À en croire, en effet, plusieurs commentaires notés dans la presse des derniers mois, c'est sur l'Iran et ses installations «nucléaires» que les bombes devaient tomber, au risque de déclencher des réactions imprévisibles dans la grande zone pétrolière. Cette guerre «préventive» n'aurait été évitée, dit-on, qu'en raison du refus de Washington d'appuyer Israël.
Faute d'attaquer à sa source la «menace iranienne», le cabinet israélien se serait rabattu sur le Hamas, qu'il tient pour un instrument de Téhéran. Dans cette logique, croiront certains, une fois le Hamas décapité et ses forces privées d'armes (comme les États-Unis ont accepté ces jours-ci de s'y employer), un même sort attendrait le Hezbollah au Liban.
Après l'invasion de l'Irak où elle n'a trouvé aucun engin de destruction massive, l'équipe Bush n'a pas osé aller en Iran frapper de non moins hypothétiques armes nucléaires. Sans doute Washington misait-il, parlant de guerre, sur la crainte des fonds étrangers d'y investir, voire sur une fuite de capitaux iraniens, l'idée étant de provoquer un chaos social propice au renversement des mollahs.
Syrie, Iran et Turquie
Plus discrètement, la diplomatie israélienne s'est employée à sortir la Syrie de son alliance avec l'Iran. Si la Palestine occupée empoisonne les rapports entre Palestiniens et Israéliens, le Golan syrien conquis en 1967 et annexé depuis à Israël reste un obstacle majeur à la paix dans la région. La Turquie a prêté une médiation opportune aux deux parties. Le rôle d'Ankara pourrait devenir plus important, une fois l'armée israélienne partie de Gaza.
Le Hamas, en effet, aurait indiqué son accord avec la présence de surveillants turcs à la frontière. Mais les tueries parmi les civils à Gaza risquent de compliquer les choses.
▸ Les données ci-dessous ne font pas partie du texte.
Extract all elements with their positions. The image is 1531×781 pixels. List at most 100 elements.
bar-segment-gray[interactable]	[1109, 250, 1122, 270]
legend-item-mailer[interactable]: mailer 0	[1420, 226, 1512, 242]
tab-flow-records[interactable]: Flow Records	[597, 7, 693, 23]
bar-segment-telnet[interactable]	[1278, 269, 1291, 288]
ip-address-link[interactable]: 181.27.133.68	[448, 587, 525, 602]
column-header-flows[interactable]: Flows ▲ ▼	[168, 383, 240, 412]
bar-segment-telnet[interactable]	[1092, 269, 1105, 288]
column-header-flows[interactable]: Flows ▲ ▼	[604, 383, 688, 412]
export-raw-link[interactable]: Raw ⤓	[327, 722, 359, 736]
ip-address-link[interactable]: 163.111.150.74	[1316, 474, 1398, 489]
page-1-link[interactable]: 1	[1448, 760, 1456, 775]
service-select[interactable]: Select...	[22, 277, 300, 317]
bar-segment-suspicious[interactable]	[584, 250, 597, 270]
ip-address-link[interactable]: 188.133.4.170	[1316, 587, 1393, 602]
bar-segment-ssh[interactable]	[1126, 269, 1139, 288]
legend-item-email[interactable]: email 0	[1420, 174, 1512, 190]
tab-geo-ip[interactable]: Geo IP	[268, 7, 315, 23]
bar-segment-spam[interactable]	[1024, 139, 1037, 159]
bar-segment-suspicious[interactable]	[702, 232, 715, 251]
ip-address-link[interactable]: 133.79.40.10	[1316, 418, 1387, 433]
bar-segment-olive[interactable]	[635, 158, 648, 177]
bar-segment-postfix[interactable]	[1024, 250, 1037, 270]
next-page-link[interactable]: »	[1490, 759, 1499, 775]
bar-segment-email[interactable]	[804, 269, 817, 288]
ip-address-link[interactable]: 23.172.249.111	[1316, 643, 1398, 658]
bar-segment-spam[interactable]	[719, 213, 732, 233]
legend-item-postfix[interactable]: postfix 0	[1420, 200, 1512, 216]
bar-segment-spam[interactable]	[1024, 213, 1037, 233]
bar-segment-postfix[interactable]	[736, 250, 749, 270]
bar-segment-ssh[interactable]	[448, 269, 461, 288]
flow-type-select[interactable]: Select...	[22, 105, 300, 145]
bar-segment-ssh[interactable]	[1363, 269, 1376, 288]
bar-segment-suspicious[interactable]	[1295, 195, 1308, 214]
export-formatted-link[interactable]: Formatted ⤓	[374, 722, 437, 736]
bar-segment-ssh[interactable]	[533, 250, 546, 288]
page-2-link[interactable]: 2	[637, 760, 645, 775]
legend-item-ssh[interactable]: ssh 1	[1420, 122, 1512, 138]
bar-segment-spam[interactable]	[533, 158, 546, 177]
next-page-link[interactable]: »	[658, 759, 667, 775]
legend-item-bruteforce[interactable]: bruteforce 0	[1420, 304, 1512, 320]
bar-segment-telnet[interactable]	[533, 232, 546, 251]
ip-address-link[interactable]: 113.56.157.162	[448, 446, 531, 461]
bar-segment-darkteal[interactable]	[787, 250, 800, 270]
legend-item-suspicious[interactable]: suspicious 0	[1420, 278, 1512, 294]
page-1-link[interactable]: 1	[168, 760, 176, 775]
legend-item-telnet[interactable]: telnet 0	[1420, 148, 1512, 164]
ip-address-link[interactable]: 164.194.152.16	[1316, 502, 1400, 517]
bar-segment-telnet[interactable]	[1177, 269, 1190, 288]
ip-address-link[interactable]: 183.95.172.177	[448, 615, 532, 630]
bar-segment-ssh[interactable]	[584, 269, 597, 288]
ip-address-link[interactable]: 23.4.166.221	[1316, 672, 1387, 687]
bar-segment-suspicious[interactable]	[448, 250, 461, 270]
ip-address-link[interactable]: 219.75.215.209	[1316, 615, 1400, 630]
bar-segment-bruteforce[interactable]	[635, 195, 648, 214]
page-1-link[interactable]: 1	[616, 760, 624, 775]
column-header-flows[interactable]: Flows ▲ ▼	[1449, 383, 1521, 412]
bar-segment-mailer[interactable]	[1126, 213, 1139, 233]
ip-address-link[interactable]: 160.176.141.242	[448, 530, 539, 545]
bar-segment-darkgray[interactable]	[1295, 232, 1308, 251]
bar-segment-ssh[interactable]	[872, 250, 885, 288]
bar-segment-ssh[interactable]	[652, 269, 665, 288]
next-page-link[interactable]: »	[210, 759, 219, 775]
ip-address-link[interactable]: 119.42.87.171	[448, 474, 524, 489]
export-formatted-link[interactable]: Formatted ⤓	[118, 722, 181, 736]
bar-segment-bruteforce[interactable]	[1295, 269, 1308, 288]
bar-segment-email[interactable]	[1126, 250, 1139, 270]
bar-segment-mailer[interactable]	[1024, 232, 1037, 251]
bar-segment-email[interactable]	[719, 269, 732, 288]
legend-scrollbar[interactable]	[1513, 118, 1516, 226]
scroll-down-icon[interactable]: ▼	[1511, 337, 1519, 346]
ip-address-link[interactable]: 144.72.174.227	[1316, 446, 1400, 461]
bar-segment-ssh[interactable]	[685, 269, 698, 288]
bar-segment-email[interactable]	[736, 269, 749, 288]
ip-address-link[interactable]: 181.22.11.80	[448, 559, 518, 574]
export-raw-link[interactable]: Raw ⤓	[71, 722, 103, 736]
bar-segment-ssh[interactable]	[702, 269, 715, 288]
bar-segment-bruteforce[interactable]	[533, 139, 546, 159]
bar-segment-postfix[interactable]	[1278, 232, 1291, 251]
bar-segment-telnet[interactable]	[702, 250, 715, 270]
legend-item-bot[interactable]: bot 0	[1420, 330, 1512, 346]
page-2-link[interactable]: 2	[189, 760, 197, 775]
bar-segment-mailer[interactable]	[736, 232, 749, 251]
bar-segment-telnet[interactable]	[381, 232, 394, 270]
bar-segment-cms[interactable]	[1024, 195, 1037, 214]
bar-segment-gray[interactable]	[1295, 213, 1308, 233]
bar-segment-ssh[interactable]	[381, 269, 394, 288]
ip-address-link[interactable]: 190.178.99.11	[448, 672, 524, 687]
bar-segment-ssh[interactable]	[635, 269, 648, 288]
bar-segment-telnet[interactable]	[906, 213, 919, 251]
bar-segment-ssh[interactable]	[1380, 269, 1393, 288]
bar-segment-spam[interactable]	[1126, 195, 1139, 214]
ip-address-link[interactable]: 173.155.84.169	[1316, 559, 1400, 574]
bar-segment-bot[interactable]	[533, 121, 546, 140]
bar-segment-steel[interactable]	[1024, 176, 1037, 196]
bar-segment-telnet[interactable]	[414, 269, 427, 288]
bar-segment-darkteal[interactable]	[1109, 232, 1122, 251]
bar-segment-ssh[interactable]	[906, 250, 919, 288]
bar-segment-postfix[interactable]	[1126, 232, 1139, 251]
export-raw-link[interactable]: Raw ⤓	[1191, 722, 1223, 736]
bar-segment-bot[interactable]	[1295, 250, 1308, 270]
Le premier ministre de Turquie, Recep Tayyip Erdogan, a déclaré, vendredi, que l'ONU devrait «fermer ses portes» à Israël aussi longtemps que cet État n'en respectera pas les résolutions.
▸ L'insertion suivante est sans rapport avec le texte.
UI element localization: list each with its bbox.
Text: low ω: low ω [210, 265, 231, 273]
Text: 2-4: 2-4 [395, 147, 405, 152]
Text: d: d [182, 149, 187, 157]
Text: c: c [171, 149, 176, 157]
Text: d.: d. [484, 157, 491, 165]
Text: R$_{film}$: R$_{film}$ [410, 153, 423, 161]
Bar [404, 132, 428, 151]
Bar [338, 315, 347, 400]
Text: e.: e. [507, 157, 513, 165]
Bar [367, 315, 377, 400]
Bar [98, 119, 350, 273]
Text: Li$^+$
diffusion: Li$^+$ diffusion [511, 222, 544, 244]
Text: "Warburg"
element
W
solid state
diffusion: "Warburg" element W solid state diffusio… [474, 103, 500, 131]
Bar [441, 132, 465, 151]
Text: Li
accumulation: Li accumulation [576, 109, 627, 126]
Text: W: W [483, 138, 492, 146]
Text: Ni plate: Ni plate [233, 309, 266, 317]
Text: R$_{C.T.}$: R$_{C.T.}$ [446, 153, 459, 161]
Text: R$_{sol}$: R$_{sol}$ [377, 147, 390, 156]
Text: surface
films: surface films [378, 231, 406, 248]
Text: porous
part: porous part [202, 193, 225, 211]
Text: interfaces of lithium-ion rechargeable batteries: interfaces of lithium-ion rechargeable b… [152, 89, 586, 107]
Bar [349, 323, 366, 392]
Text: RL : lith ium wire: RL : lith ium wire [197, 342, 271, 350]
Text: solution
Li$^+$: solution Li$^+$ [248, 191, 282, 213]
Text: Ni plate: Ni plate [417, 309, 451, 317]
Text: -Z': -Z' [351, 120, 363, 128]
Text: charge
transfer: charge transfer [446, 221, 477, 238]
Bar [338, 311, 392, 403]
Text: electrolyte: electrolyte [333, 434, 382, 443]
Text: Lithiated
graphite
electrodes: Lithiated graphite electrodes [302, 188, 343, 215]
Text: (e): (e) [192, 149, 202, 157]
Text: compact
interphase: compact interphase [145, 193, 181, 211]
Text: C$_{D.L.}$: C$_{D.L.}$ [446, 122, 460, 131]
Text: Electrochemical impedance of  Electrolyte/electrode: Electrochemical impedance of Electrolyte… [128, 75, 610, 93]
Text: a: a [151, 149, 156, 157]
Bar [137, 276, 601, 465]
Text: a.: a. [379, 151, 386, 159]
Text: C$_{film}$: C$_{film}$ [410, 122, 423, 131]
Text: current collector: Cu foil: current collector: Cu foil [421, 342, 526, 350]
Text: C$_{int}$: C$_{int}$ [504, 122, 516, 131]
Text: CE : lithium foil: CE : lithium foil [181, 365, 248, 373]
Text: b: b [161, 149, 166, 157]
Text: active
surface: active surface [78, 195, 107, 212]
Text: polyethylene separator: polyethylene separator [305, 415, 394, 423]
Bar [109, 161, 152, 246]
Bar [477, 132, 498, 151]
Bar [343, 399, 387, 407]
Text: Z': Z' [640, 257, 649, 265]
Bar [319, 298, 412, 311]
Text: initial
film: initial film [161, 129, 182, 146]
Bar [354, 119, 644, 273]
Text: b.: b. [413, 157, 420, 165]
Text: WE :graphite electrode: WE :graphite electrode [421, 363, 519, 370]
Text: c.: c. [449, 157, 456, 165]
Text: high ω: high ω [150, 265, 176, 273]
En Israël, où la population se montre d'accord avec l'intervention à Gaza, une crise de conscience devrait néanmoins s'exprimer avec de plus en plus de vigueur, vu le bilan des victimes, mais aussi l'impasse dans laquelle les politiques du gouvernement ont mené le pays.
Ainsi, bien avant la guerre de Gaza, alors qu'il se préparait à quitter la vie politique, le premier ministre Ehoud Olmert s'est livré, le 20 septembre dernier, à une étonnante confession au journal Yedioth Ahronoth. Les Israéliens feront face à des décisions «suprêmement difficiles», a-t-il dit, s'ils veulent faire la paix avec leurs voisins.
Ancien maire de Jérusalem, Olmert fut un partisan de la ligne dure. Il a approuvé l'implantation de colonies en territoire palestinien. «Pour une grande partie de cette période, a-t-il dit, je ne voulais pas regarder la réalité en face.» Il estime maintenant qu'il faut rendre le Golan, ne garder que très peu de colonies, quitte à dédommager les Palestiniens pour ces parcelles de territoire, et rétrocéder la partie arabe de Jérusalem. Quant à l'idée de détruire le programme nucléaire de l'Iran, Olmert y voit un autre exemple de «nos illusions de grandeur».
Révision en cours
On pourrait attribuer pareils propos à un politicien fatigué ou déçu. D'autres témoignages montrent, au contraire, qu'au sein même du mouvement sioniste, une révision déchirante est en cours. Traduit sous le titre The Holocaust is Over - We Must Rise from its Ashes, un ouvrage d'une personnalité politique, militaire et religieuse d'Israël y sème la controverse.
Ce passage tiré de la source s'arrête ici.